Saturday, July 12, 2003
M A I N   F E A T U R E


Cross border match-fixing
A Chandigarh girl finds marital happiness in Pakistan
Harbans Singh Virdi

SoniaAFTER having checked into a room at the Panja Sahib Gurdwara in Hassan Abdal, a good six-hour drive from Lahore on the famous motorway, I straightway headed for the langar hall like other Sikh pilgrims to refresh myself with a cup of tea before entering the diwan hall, where kirtan was being performed by Sindhi raagis. After I had spent about an hour or so familiarising myself with the new surroundings, I was addressed by a young girl of not more than 24 or 25 years of age.

Sat Sri Akal’. It was an accent with which we Sikhs in India are not familiar. My immediate reaction was that she must be some local girl who wanted to talk to me out of curiosity, as was the case in most parts of Pakistan due to my distinct identity. Although burqa is a thing of the past in Pakistan barring a few women in villages yet women still shy away from strangers, and dare not mix with them in the open at least.

 


Hence, it was a pleasant surprise for me when this young woman took the initiative of starting a dialogue with a complete stranger.

"Where are you from?" she asked.

"Well, I am from Chandigarh. I have come along with the Indian Sikh jatha," I replied, casually.

‘I am also from Chandigarh," she said calmly.

"What did you say?

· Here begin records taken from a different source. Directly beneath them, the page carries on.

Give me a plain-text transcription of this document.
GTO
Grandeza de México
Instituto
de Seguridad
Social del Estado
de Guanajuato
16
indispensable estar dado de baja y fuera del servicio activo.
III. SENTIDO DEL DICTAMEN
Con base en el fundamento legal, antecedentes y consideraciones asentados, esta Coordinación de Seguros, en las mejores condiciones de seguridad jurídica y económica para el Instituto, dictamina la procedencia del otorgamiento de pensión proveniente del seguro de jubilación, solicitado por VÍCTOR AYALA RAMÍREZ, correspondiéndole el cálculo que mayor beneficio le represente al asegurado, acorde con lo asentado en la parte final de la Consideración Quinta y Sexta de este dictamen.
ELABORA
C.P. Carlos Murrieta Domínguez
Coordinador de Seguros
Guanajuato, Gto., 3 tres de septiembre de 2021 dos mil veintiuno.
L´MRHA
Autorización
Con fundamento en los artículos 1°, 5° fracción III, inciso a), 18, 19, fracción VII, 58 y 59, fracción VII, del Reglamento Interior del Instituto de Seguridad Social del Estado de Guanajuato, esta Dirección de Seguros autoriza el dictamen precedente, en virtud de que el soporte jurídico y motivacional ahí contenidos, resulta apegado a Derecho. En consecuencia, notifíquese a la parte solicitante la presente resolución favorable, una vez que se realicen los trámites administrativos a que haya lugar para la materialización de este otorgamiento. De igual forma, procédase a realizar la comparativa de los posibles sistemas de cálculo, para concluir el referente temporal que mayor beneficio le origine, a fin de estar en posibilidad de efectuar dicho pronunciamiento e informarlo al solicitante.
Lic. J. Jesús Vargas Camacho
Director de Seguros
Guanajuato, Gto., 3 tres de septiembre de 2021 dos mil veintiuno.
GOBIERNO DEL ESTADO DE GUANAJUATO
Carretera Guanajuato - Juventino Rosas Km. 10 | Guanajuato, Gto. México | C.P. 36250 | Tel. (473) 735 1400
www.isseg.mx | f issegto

Chandigarh? Which sector are you from?

I was astonished beyond belief that far away in a distant land, or seen as a hostile neighbour, I would meet a girl from Chandigarh.

Now this was Sonia from Bapu Dham Colony of Sector 26 in Chandigarh. Her parents and grandparents still lived in the same colony. She was married to Johair Lal, who belonged to Jhang Battar, Fatehjang tehsil, Attock district, Pakistan. Jhang is 45 minutes from Panja Sahib, which is visited by Sikhs from all over the world. There were only three Sikh families living on the gurdwara premises. Outside the premises, there were five other Sikh families in Hassan Abdal which have kept their culture and heritage alive in an alien land. Against this, there was not a single Hindu family in Hassan Abdal. There were, however, five Hindu families in Jhang and that was exactly where Sonia was living, and that too happily married.

Her husband Johair Lal along with his elder brother Kasturi Lal owned Ray Jewellery House in the main bazaar of Hassan Abdul. It was a well-maintained shop even by Indian standards. But since Hassan Abdal is a town and is mostly inhibited by lower middle class of society, I presumed the shop would not be attracting many customers except those coming to do shopping for marriages. During the one hour I spent in the shop, there was not a single woman customer. Otherwise too, Muslim women do not seem to have a craze for gold. Nonetheless, family business continues for Sonia’s family.

But how did she marry a man from Jhang? Sonia said their parents knew each other even before Partition and they (her in laws) had been visiting their relatives in India. Five years ago, they visited Chandigarh and put a proposal before my parents, who agreed. I did as I was bid, no regrets. That was all. I married Johair Lal at a gurdwara in Chandigarh five years ago. "I have two children, one a son, Deepak, who is two years old, and a daughter, Aishwarya, who is four, and is named after the top Indian actress.

"As a Hindu in Pakistan, I face no problems. My husband and his family love me, yes, but I yearn to see my parents, who does not? But there are diplomatic barriers. My father has visited me twice but my mother has not. So I talk to them on phone, whenever it is convenient," Sonia said unhesitatingly.

Back in Chandigarh from my official assignment, I visited the house of her grandparents as directed by Sonia. Hardit Singh was overwhelmed when it was disclosed that I had met Sonia during my recent visit to Pakistan. Soon, all family members surrounded me to listen to the details I carried for them from far away. A quick message was sent to Sonia’s mother, who rushed to meet me. For the first 30 minutes, she remained dumb, with eyes moist, and battling to hold back her tears. While I was giving Sonia’s message, her father arrived and appeared grateful for having conveyed the well-being of his daughter.

He told me that Sonia’s in-laws were known to them and had many times visited India. Also since there were not many Hindu families in Pakistan, it was difficult to arrange marriages within the community. Therefore, during one such visit, they put forward a proposal for my daughter, which I accepted. Sonia nodded acceptance.

"We do not regret the decision as our daughter is happy, so what if only in Pakistan?" her father said to me, matter-of-factly.